A large deposit of diamonds on the surface-- perhaps the hardest substance known in the universe, beautifully crystallized and pointed, but too small to be useful as a weapon. An incredible fortune in stones... yet I would trade them all for a hand phaser, or a good solid club. Yet the Metrons said there would be weapons... if I could find them. Where?

The Metrons permit the crew of the Enterprise to watch the contest between Kirk and The Gorn down on the planet. At one point, Spock figures out what Kirk is doing, while Bones gets frustrated:

Spock: Fascinating. Good. Good. He knows, Doctor. He has reasoned it out.

[Gorn Snarls]

Spock: Yes. Yes.

McCoy: What is it, Spock?

Spock: An invention, Doctor. First potassium nitrate, and now if he can find some sulfur... and a charcoal deposit or ordinary coal...

McCoy: What's he doing?

Spock: Diamonds-- the hardest known substance. Impelled by sufficient force, they would make formidable projectiles.

McCoy: What force?

Spock: Recall your basic chemistry, Doctor. Gunpowder.

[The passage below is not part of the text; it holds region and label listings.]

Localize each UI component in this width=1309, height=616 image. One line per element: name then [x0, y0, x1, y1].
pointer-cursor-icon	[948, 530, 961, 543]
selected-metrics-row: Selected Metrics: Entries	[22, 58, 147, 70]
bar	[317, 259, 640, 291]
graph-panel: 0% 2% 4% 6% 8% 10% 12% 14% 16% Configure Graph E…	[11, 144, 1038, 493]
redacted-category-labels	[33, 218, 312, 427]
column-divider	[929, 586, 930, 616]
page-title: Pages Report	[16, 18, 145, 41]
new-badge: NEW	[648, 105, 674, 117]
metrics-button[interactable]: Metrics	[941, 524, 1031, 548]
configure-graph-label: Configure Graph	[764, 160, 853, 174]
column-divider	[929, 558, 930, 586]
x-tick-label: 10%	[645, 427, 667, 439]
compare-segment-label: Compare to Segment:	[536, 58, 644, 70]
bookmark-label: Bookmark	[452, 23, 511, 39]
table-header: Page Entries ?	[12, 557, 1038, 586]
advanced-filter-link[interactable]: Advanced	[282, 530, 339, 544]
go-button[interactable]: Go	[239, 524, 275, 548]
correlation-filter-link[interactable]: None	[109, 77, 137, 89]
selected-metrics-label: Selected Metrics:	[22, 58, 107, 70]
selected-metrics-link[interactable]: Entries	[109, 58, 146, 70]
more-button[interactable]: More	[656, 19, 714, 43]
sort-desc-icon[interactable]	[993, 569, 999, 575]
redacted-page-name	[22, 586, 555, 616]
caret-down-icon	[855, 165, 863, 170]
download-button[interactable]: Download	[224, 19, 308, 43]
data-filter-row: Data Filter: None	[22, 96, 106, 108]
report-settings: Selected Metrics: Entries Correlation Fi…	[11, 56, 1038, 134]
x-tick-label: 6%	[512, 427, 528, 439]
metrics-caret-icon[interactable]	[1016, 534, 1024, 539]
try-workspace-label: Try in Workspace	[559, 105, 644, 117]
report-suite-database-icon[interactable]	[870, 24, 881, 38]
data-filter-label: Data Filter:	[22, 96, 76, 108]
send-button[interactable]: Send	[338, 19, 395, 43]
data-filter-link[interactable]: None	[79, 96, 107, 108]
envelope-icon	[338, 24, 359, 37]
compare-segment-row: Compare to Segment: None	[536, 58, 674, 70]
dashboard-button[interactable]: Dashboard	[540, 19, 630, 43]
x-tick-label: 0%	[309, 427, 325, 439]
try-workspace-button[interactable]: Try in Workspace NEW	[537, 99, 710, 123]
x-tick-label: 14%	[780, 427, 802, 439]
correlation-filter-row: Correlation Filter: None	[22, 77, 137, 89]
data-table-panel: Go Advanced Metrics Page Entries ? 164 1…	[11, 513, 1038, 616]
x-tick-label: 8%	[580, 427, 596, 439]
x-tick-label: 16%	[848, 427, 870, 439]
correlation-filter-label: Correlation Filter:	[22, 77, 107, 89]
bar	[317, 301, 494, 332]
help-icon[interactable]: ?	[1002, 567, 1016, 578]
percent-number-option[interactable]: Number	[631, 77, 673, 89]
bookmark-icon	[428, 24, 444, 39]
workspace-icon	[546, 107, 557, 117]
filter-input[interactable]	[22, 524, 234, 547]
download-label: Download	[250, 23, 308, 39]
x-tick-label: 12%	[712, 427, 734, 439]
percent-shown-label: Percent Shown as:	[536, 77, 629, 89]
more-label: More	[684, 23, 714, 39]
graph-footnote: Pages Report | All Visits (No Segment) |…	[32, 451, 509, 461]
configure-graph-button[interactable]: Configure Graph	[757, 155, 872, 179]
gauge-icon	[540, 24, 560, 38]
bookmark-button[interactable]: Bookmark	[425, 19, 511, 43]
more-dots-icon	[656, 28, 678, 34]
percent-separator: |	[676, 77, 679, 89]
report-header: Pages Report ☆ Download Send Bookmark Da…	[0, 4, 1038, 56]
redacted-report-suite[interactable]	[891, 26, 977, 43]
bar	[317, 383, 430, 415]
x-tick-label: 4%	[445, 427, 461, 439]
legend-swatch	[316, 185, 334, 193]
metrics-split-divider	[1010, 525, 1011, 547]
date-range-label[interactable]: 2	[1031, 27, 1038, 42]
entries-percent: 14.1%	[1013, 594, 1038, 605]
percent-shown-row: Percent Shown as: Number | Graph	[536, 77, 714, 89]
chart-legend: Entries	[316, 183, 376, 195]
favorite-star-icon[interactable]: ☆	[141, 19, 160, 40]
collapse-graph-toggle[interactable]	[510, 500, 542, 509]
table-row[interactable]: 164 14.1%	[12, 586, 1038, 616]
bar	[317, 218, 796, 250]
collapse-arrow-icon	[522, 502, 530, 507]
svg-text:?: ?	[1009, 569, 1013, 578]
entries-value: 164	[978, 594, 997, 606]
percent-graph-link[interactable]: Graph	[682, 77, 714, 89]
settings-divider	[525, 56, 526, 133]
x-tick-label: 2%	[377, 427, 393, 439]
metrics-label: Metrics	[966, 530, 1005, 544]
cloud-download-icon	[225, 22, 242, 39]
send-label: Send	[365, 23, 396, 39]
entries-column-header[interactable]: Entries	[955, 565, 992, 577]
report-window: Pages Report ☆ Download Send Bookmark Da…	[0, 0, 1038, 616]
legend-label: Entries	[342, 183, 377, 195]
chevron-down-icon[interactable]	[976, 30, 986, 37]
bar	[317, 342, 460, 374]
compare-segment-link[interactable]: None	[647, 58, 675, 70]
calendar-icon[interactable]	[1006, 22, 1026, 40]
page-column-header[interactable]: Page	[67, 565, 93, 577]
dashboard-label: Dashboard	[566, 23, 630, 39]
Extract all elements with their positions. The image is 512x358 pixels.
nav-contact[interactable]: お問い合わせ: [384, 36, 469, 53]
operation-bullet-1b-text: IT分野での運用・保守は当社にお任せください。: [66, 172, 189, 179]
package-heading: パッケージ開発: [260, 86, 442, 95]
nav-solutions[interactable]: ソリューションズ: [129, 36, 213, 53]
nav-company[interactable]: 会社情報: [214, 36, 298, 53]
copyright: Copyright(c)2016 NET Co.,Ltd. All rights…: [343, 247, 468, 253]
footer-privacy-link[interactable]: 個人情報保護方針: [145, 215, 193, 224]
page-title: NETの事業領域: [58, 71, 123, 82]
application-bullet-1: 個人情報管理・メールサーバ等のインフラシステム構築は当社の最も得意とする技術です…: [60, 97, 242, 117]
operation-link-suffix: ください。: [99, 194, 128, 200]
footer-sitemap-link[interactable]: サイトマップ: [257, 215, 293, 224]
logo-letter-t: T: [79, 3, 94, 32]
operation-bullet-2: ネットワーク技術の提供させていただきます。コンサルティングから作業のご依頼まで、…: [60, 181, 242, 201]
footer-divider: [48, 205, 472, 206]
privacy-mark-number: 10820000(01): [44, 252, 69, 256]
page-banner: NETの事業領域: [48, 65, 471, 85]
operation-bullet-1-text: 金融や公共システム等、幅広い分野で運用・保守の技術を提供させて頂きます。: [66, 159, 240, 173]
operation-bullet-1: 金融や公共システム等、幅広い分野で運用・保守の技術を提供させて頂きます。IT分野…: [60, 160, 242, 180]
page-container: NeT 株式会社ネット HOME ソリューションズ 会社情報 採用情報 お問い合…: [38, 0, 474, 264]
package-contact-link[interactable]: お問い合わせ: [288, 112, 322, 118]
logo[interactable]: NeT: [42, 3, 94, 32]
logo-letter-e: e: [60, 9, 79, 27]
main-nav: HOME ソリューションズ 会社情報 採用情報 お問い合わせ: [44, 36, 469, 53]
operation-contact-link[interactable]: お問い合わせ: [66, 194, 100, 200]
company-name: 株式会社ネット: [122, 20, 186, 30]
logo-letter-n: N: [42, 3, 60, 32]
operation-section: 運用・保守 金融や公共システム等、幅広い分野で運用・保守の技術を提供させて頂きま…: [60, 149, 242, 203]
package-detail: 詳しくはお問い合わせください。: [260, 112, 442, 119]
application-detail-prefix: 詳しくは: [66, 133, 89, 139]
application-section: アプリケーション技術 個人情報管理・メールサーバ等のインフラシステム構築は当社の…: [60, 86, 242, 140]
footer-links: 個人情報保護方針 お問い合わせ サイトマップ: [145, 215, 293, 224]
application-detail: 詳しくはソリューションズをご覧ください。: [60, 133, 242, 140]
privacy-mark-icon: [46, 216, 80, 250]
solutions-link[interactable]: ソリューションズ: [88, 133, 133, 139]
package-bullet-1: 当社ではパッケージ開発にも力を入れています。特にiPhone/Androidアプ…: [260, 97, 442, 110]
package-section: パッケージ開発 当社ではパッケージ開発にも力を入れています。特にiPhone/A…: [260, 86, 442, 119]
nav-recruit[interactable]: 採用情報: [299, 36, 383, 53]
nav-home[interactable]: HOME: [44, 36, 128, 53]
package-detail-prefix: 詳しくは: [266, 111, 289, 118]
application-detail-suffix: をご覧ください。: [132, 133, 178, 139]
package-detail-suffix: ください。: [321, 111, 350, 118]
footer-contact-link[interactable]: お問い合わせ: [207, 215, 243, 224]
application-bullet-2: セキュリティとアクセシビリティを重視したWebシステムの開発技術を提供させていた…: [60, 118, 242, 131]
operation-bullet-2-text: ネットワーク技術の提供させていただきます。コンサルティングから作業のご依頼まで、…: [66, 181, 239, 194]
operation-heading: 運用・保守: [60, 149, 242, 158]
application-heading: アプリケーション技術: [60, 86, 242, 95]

An abundance of mineral deposits . . . He has reasoned it out . . . That always intrigued me about this show, the notion of available materials, and has kept with me for years since. Look around today on the web and you will find all the tools you need to build whatever you need. That's what I discovered was the case when thinking about EVDB back in 2002 . . . all the building blocks already existed, each built somewhere along the Long Trail of technology, but just needed to be put together in a new way.

Ironically, we're building what we hope is a better mousetrap to address the issues brought up in Anderson's Long Tail, at least one market instance of it.

More news coming as we prepare to announce the new company in the coming weeks.